The cast are all brilliant in their own distinctive ways. Walsh plays the line between cad and comedian faultlessly, mixing emotion and perfectly timed delivery on his hilarious throw away comments (imploring his Grandson to not film his dancing or post it to “FaceSnap”). Carver is truly terrifying as the caged tiger ready to explode at any moment but still makes space to expose Malcolm’s undeniable humanity from time to time. And Brady is excellent as the raging heartbeat of the performance, with the sincerity of his delivery in the most emotive parts of the show really allowing the hard-hitting action to land as it was intended.

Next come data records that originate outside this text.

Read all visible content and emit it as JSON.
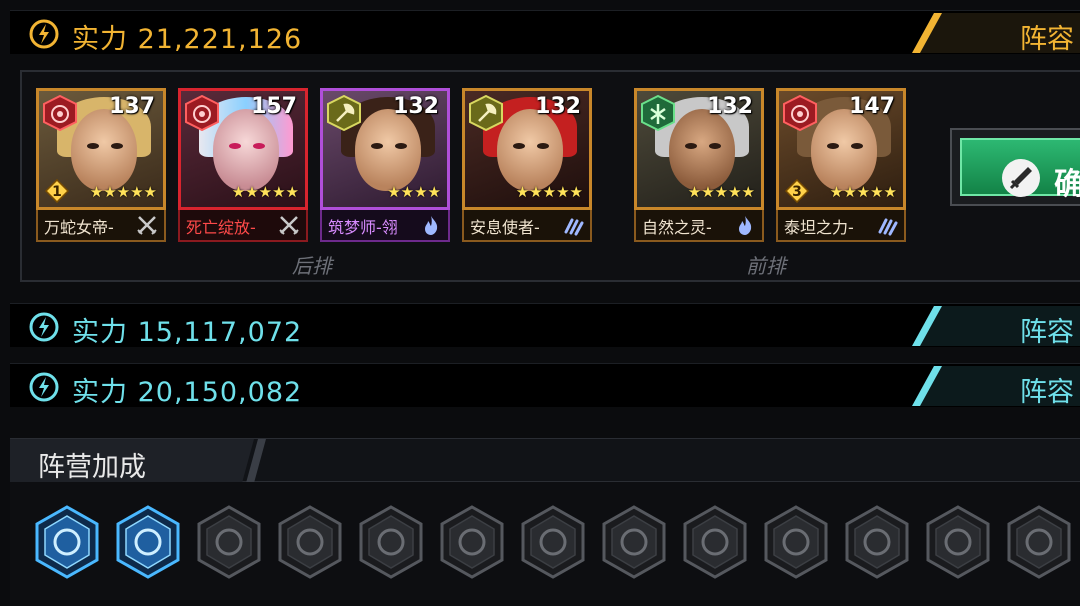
{
  "teams": [
    {
      "power_label": "实力 21,221,126",
      "tab_label": "阵容",
      "accent": "#f2b433"
    },
    {
      "power_label": "实力 15,117,072",
      "tab_label": "阵容",
      "accent": "#6fe0ea"
    },
    {
      "power_label": "实力 20,150,082",
      "tab_label": "阵容",
      "accent": "#6fe0ea"
    }
  ],
  "lineup": {
    "back_row_label": "后排",
    "front_row_label": "前排",
    "heroes": [
      {
        "name": "万蛇女帝-",
        "level": "137",
        "stars": "★★★★★",
        "badge": "1",
        "faction": "fire-target-icon",
        "class": "crossed-swords-icon",
        "frame": "orange"
      },
      {
        "name": "死亡绽放-",
        "level": "157",
        "stars": "★★★★★",
        "badge": "",
        "faction": "fire-target-icon",
        "class": "crossed-swords-icon",
        "frame": "red"
      },
      {
        "name": "筑梦师-翎",
        "level": "132",
        "stars": "★★★★",
        "badge": "",
        "faction": "axe-icon",
        "class": "flame-icon",
        "frame": "purple"
      },
      {
        "name": "安息使者-",
        "level": "132",
        "stars": "★★★★★",
        "badge": "",
        "faction": "axe-icon",
        "class": "claw-icon",
        "frame": "orange"
      },
      {
        "name": "自然之灵-",
        "level": "132",
        "stars": "★★★★★",
        "badge": "",
        "faction": "leaf-icon",
        "class": "flame-icon",
        "frame": "orange"
      },
      {
        "name": "泰坦之力-",
        "level": "147",
        "stars": "★★★★★",
        "badge": "3",
        "faction": "fire-target-icon",
        "class": "claw-icon",
        "frame": "orange"
      }
    ],
    "confirm_label": "确"
  },
  "bonus": {
    "title": "阵营加成",
    "icons": [
      {
        "name": "wolf-icon",
        "active": true
      },
      {
        "name": "fist-icon",
        "active": true
      },
      {
        "name": "cage-icon",
        "active": false
      },
      {
        "name": "beast-icon",
        "active": false
      },
      {
        "name": "crystal-icon",
        "active": false
      },
      {
        "name": "hedgehog-icon",
        "active": false
      },
      {
        "name": "eye-skull-icon",
        "active": false
      },
      {
        "name": "claw-marks-icon",
        "active": false
      },
      {
        "name": "robot-icon",
        "active": false
      },
      {
        "name": "bird-icon",
        "active": false
      },
      {
        "name": "spiral-icon",
        "active": false
      },
      {
        "name": "tank-icon",
        "active": false
      },
      {
        "name": "lion-icon",
        "active": false
      }
    ]
  }
}
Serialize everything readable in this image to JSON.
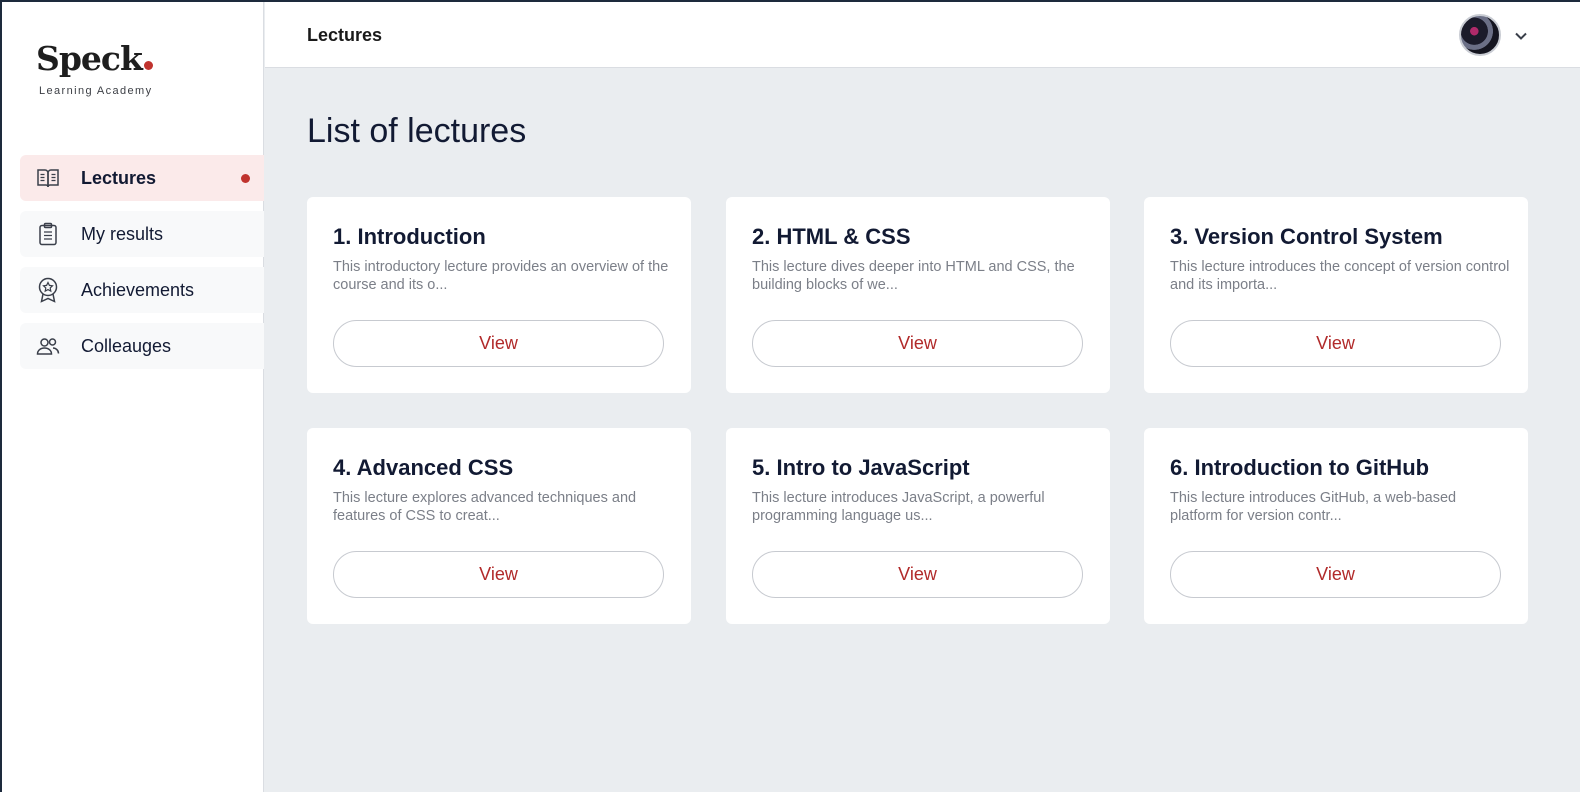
{
  "brand": {
    "name": "Speck",
    "tagline": "Learning Academy",
    "accent": "#c0332e"
  },
  "sidebar": {
    "items": [
      {
        "label": "Lectures",
        "icon": "book-icon",
        "active": true
      },
      {
        "label": "My results",
        "icon": "clipboard-icon",
        "active": false
      },
      {
        "label": "Achievements",
        "icon": "award-icon",
        "active": false
      },
      {
        "label": "Colleauges",
        "icon": "users-icon",
        "active": false
      }
    ]
  },
  "header": {
    "title": "Lectures",
    "user_menu_icon": "chevron-down-icon"
  },
  "main": {
    "title": "List of lectures",
    "lectures": [
      {
        "title": "1. Introduction",
        "description": "This introductory lecture provides an overview of the course and its o...",
        "button": "View"
      },
      {
        "title": "2. HTML & CSS",
        "description": "This lecture dives deeper into HTML and CSS, the building blocks of we...",
        "button": "View"
      },
      {
        "title": "3. Version Control System",
        "description": "This lecture introduces the concept of version control and its importa...",
        "button": "View"
      },
      {
        "title": "4. Advanced CSS",
        "description": "This lecture explores advanced techniques and features of CSS to creat...",
        "button": "View"
      },
      {
        "title": "5. Intro to JavaScript",
        "description": "This lecture introduces JavaScript, a powerful programming language us...",
        "button": "View"
      },
      {
        "title": "6. Introduction to GitHub",
        "description": "This lecture introduces GitHub, a web-based platform for version contr...",
        "button": "View"
      }
    ]
  }
}
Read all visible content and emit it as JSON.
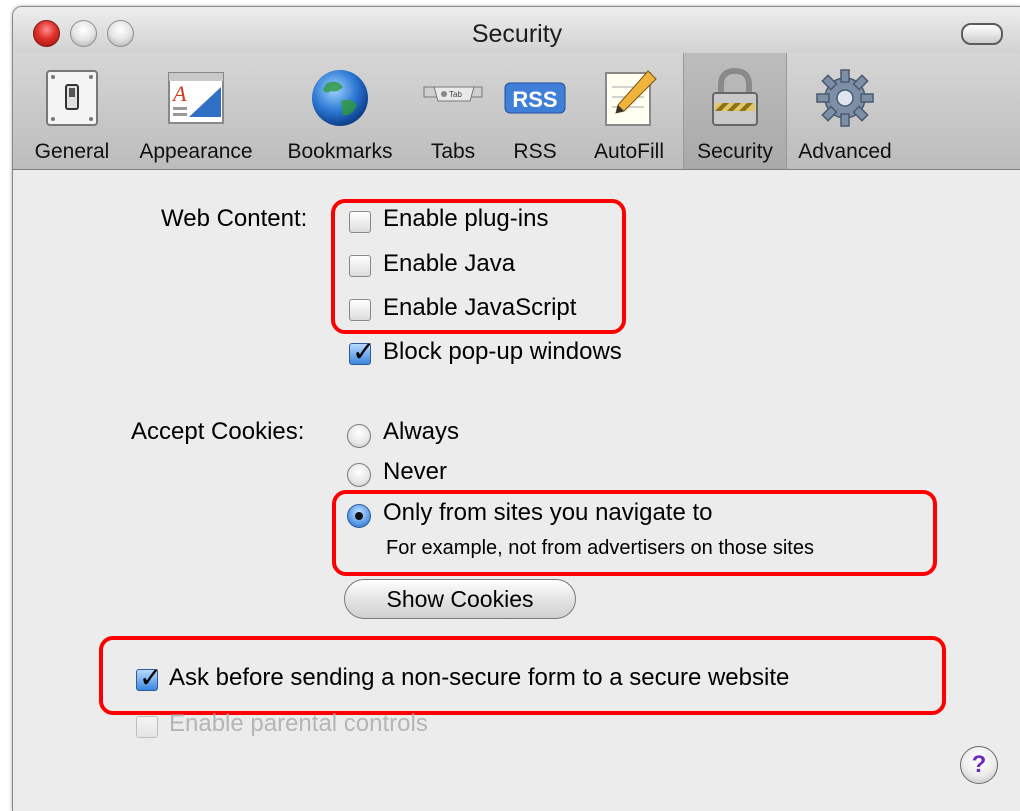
{
  "window": {
    "title": "Security"
  },
  "toolbar": {
    "items": [
      {
        "label": "General",
        "icon": "light-switch-icon"
      },
      {
        "label": "Appearance",
        "icon": "appearance-icon"
      },
      {
        "label": "Bookmarks",
        "icon": "globe-icon"
      },
      {
        "label": "Tabs",
        "icon": "tab-icon"
      },
      {
        "label": "RSS",
        "icon": "rss-icon"
      },
      {
        "label": "AutoFill",
        "icon": "pencil-note-icon"
      },
      {
        "label": "Security",
        "icon": "padlock-icon",
        "selected": true
      },
      {
        "label": "Advanced",
        "icon": "gear-icon"
      }
    ],
    "tab_icon_text": "Tab",
    "rss_icon_text": "RSS"
  },
  "web_content": {
    "label": "Web Content:",
    "options": [
      {
        "label": "Enable plug-ins",
        "checked": false
      },
      {
        "label": "Enable Java",
        "checked": false
      },
      {
        "label": "Enable JavaScript",
        "checked": false
      },
      {
        "label": "Block pop-up windows",
        "checked": true
      }
    ]
  },
  "cookies": {
    "label": "Accept Cookies:",
    "options": [
      {
        "label": "Always",
        "selected": false
      },
      {
        "label": "Never",
        "selected": false
      },
      {
        "label": "Only from sites you navigate to",
        "selected": true,
        "note": "For example, not from advertisers on those sites"
      }
    ],
    "show_button": "Show Cookies"
  },
  "ask_form": {
    "label": "Ask before sending a non-secure form to a secure website",
    "checked": true
  },
  "parental": {
    "label": "Enable parental controls",
    "checked": false,
    "disabled": true
  },
  "help_button": "?",
  "colors": {
    "highlight": "#ff0000",
    "checkbox_checked": "#3b86e0"
  }
}
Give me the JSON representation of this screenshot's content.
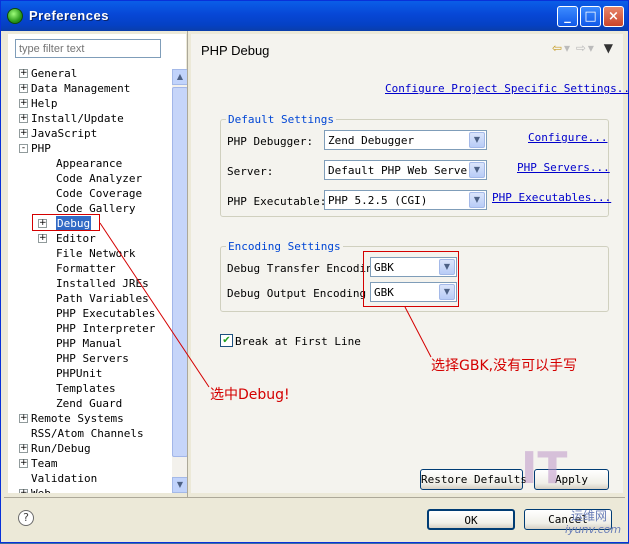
{
  "window": {
    "title": "Preferences",
    "controls": [
      "_",
      "□",
      "×"
    ]
  },
  "left": {
    "filter_placeholder": "type filter text",
    "tree": [
      {
        "label": "General",
        "level": 0,
        "expander": "+"
      },
      {
        "label": "Data Management",
        "level": 0,
        "expander": "+"
      },
      {
        "label": "Help",
        "level": 0,
        "expander": "+"
      },
      {
        "label": "Install/Update",
        "level": 0,
        "expander": "+"
      },
      {
        "label": "JavaScript",
        "level": 0,
        "expander": "+"
      },
      {
        "label": "PHP",
        "level": 0,
        "expander": "-"
      },
      {
        "label": "Appearance",
        "level": 1,
        "expander": ""
      },
      {
        "label": "Code Analyzer",
        "level": 1,
        "expander": ""
      },
      {
        "label": "Code Coverage",
        "level": 1,
        "expander": ""
      },
      {
        "label": "Code Gallery",
        "level": 1,
        "expander": ""
      },
      {
        "label": "Debug",
        "level": 1,
        "expander": "+",
        "selected": true
      },
      {
        "label": "Editor",
        "level": 1,
        "expander": "+"
      },
      {
        "label": "File Network",
        "level": 1,
        "expander": ""
      },
      {
        "label": "Formatter",
        "level": 1,
        "expander": ""
      },
      {
        "label": "Installed JREs",
        "level": 1,
        "expander": ""
      },
      {
        "label": "Path Variables",
        "level": 1,
        "expander": ""
      },
      {
        "label": "PHP Executables",
        "level": 1,
        "expander": ""
      },
      {
        "label": "PHP Interpreter",
        "level": 1,
        "expander": ""
      },
      {
        "label": "PHP Manual",
        "level": 1,
        "expander": ""
      },
      {
        "label": "PHP Servers",
        "level": 1,
        "expander": ""
      },
      {
        "label": "PHPUnit",
        "level": 1,
        "expander": ""
      },
      {
        "label": "Templates",
        "level": 1,
        "expander": ""
      },
      {
        "label": "Zend Guard",
        "level": 1,
        "expander": ""
      },
      {
        "label": "Remote Systems",
        "level": 0,
        "expander": "+"
      },
      {
        "label": "RSS/Atom Channels",
        "level": 0,
        "expander": ""
      },
      {
        "label": "Run/Debug",
        "level": 0,
        "expander": "+"
      },
      {
        "label": "Team",
        "level": 0,
        "expander": "+"
      },
      {
        "label": "Validation",
        "level": 0,
        "expander": ""
      },
      {
        "label": "Web",
        "level": 0,
        "expander": "+"
      }
    ]
  },
  "right": {
    "title": "PHP Debug",
    "nav": {
      "back": "⇦",
      "dropdown": "▾",
      "forward": "⇨",
      "menu": "▼"
    },
    "project_link": "Configure Project Specific Settings...",
    "default_settings": {
      "legend": "Default Settings",
      "rows": [
        {
          "label": "PHP Debugger:",
          "value": "Zend Debugger",
          "link": "Configure..."
        },
        {
          "label": "Server:",
          "value": "Default PHP Web Server",
          "link": "PHP Servers..."
        },
        {
          "label": "PHP Executable:",
          "value": "PHP 5.2.5 (CGI)",
          "link": "PHP Executables..."
        }
      ]
    },
    "encoding_settings": {
      "legend": "Encoding Settings",
      "rows": [
        {
          "label": "Debug Transfer Encoding",
          "value": "GBK"
        },
        {
          "label": "Debug Output Encoding",
          "value": "GBK"
        }
      ]
    },
    "break_first_line": {
      "label": "Break at First Line",
      "checked": true,
      "mark": "✔"
    },
    "restore_defaults": "Restore Defaults",
    "apply": "Apply"
  },
  "bottom": {
    "help": "?",
    "ok": "OK",
    "cancel": "Cancel"
  },
  "annotations": {
    "debug_note": "选中Debug!",
    "gbk_note": "选择GBK,没有可以手写"
  },
  "watermark": {
    "cn": "运维网",
    "en": "iyunv.com"
  },
  "colors": {
    "accent": "#316ac5",
    "annotation": "#d40000",
    "link": "#0000cc",
    "legend": "#0046d5"
  }
}
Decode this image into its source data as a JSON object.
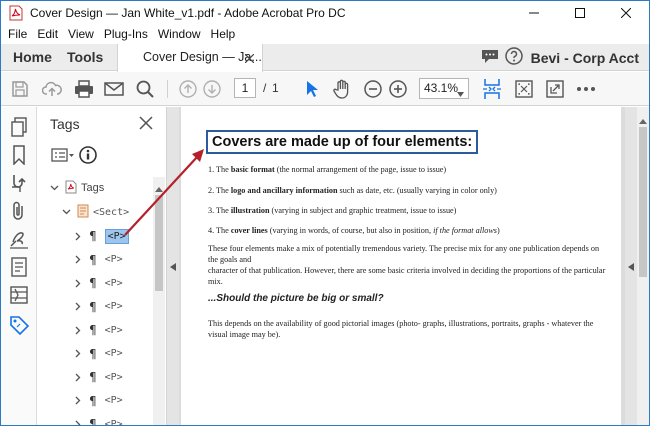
{
  "window": {
    "title": "Cover Design — Jan White_v1.pdf - Adobe Acrobat Pro DC",
    "controls": [
      "minimize-icon",
      "maximize-icon",
      "close-icon"
    ]
  },
  "menu": [
    "File",
    "Edit",
    "View",
    "Plug-Ins",
    "Window",
    "Help"
  ],
  "tabs": {
    "home": "Home",
    "tools": "Tools",
    "document": "Cover Design — Ja...",
    "account": "Bevi - Corp Acct"
  },
  "toolbar": {
    "page_current": "1",
    "page_separator": "/",
    "page_total": "1",
    "zoom": "43.1%"
  },
  "tags_panel": {
    "title": "Tags",
    "root": "Tags",
    "sect": "<Sect>",
    "items": [
      "<P>",
      "<P>",
      "<P>",
      "<P>",
      "<P>",
      "<P>",
      "<P>",
      "<P>",
      "<P>"
    ]
  },
  "document": {
    "heading": "Covers are made up of four elements:",
    "item1": {
      "num": "1. The ",
      "bold": "basic format",
      "rest": " (the normal arrangement of the page, issue to issue)"
    },
    "item2": {
      "num": "2. The ",
      "bold": "logo and ancillary information",
      "rest": " such as date, etc. (usually varying in color only)"
    },
    "item3": {
      "num": "3. The ",
      "bold": "illustration",
      "rest": " (varying in subject and graphic treatment, issue to issue)"
    },
    "item4": {
      "num": "4. The ",
      "bold": "cover lines",
      "rest": " (varying in words, of course, but also in position, ",
      "italic": "if the format allows",
      "end": ")"
    },
    "para1_line1": "These four elements make a mix of potentially tremendous variety.  The precise mix for any one publication depends on",
    "para1_line2": "the goals and",
    "para1_line3": "character of that publication.  However, there are some basic criteria involved in deciding the proportions of the particular",
    "para1_line4": "mix.",
    "subheading": "...Should the picture be big or small?",
    "para2_line1": "This depends on the availability of good pictorial images (photo- graphs, illustrations, portraits, graphs - whatever the",
    "para2_line2": "visual image may be)."
  },
  "colors": {
    "accent": "#1473e6",
    "annotation_arrow": "#b5202a",
    "heading_border": "#2b5c9b",
    "selected_tag": "#9cc6ef"
  }
}
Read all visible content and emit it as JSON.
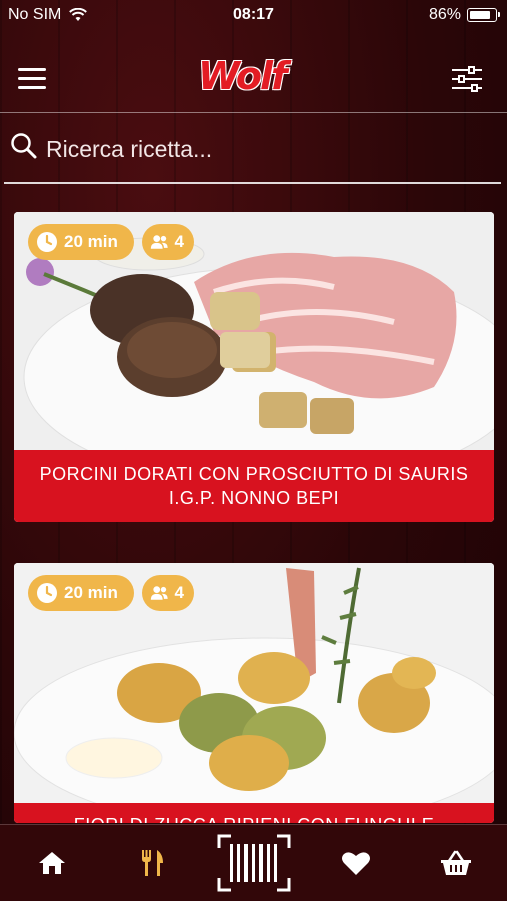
{
  "status_bar": {
    "carrier": "No SIM",
    "time": "08:17",
    "battery": "86%"
  },
  "header": {
    "logo": "Wolf"
  },
  "search": {
    "placeholder": "Ricerca ricetta..."
  },
  "recipes": [
    {
      "time": "20 min",
      "people": "4",
      "title_line1": "PORCINI DORATI  CON PROSCIUTTO DI SAURIS",
      "title_line2": "I.G.P. NONNO BEPI"
    },
    {
      "time": "20 min",
      "people": "4",
      "title_line1": "FIORI DI ZUCCA RIPIENI  CON FUNGHI E"
    }
  ],
  "tabbar": {
    "active_color": "#f0b64a",
    "items": [
      "home-icon",
      "recipes-icon",
      "barcode-scan-icon",
      "favorites-icon",
      "basket-icon"
    ]
  }
}
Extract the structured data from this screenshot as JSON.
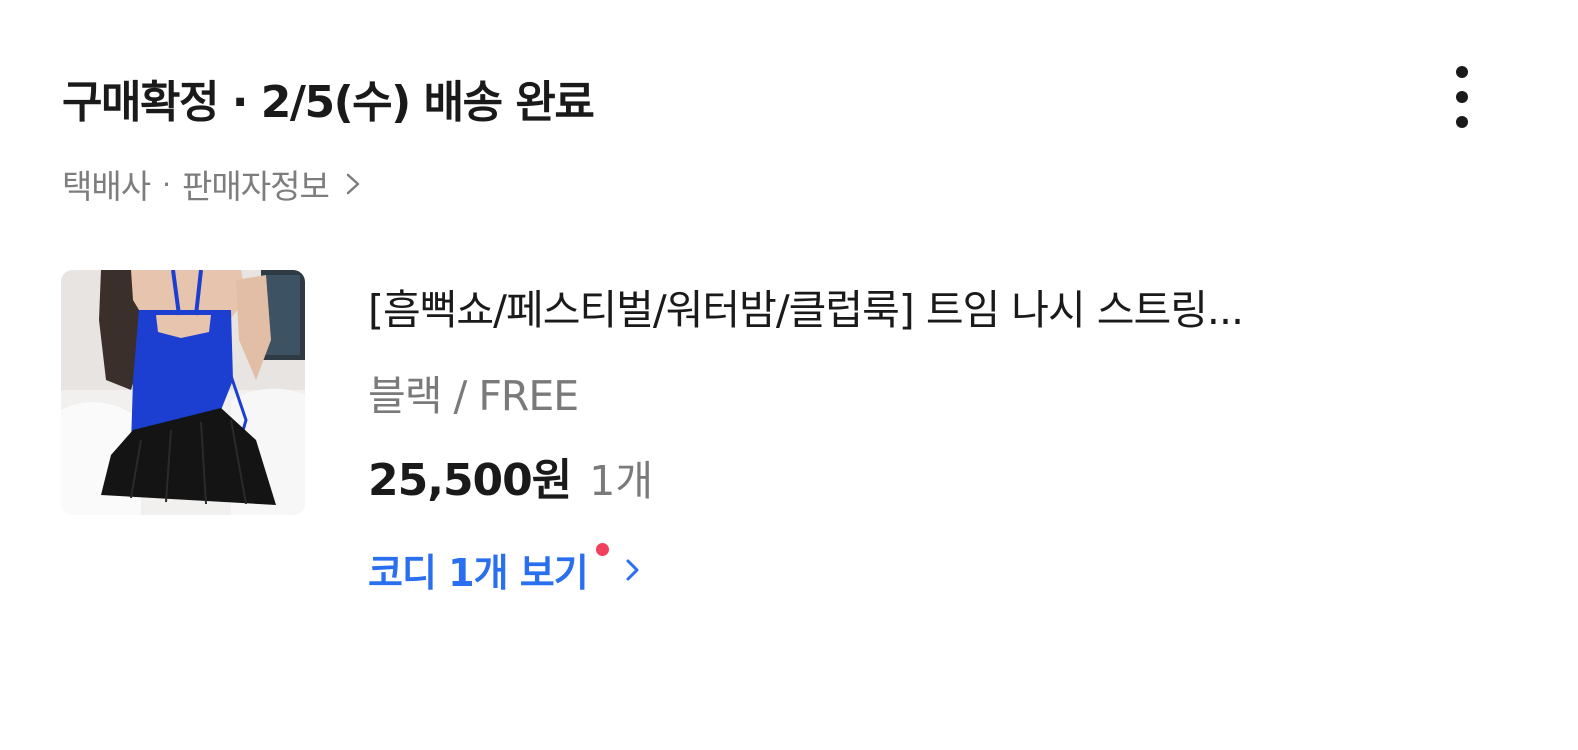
{
  "order": {
    "status_text": "구매확정 · 2/5(수) 배송 완료",
    "more_menu_icon": "more-vertical-icon"
  },
  "links": {
    "carrier_label": "택배사",
    "separator": "·",
    "seller_info_label": "판매자정보",
    "chevron_icon": "chevron-right-icon"
  },
  "product": {
    "thumbnail_icon": "product-photo",
    "name": "[흠뻑쇼/페스티벌/워터밤/클럽룩] 트임 나시 스트링...",
    "option": "블랙 / FREE",
    "price": "25,500원",
    "quantity": "1개"
  },
  "coordi": {
    "label": "코디 1개 보기",
    "has_new": true,
    "accent_color": "#2a6ff0",
    "new_dot_color": "#f0425c"
  }
}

Revealed certainly doesn’t shy away from tackling difficult questions head on and at times the language and dialogue can be challenging to hear but it is this honesty that gives it is authenticity: life isn’t simple, or black and white. You can indeed love and hate someone equally, at the same time.

The twisting narrative pivots and tosses us through several big reveals before we are deposited on a cliff hanger with our imaginations left to unpick proceedings. The two minutes standing ovation that accompanied the gripping conclusion was fully warranted and a perfect end.

There are few shows that can make you feel like this and when they come along all you can do is savour that experience for as long as it lasts.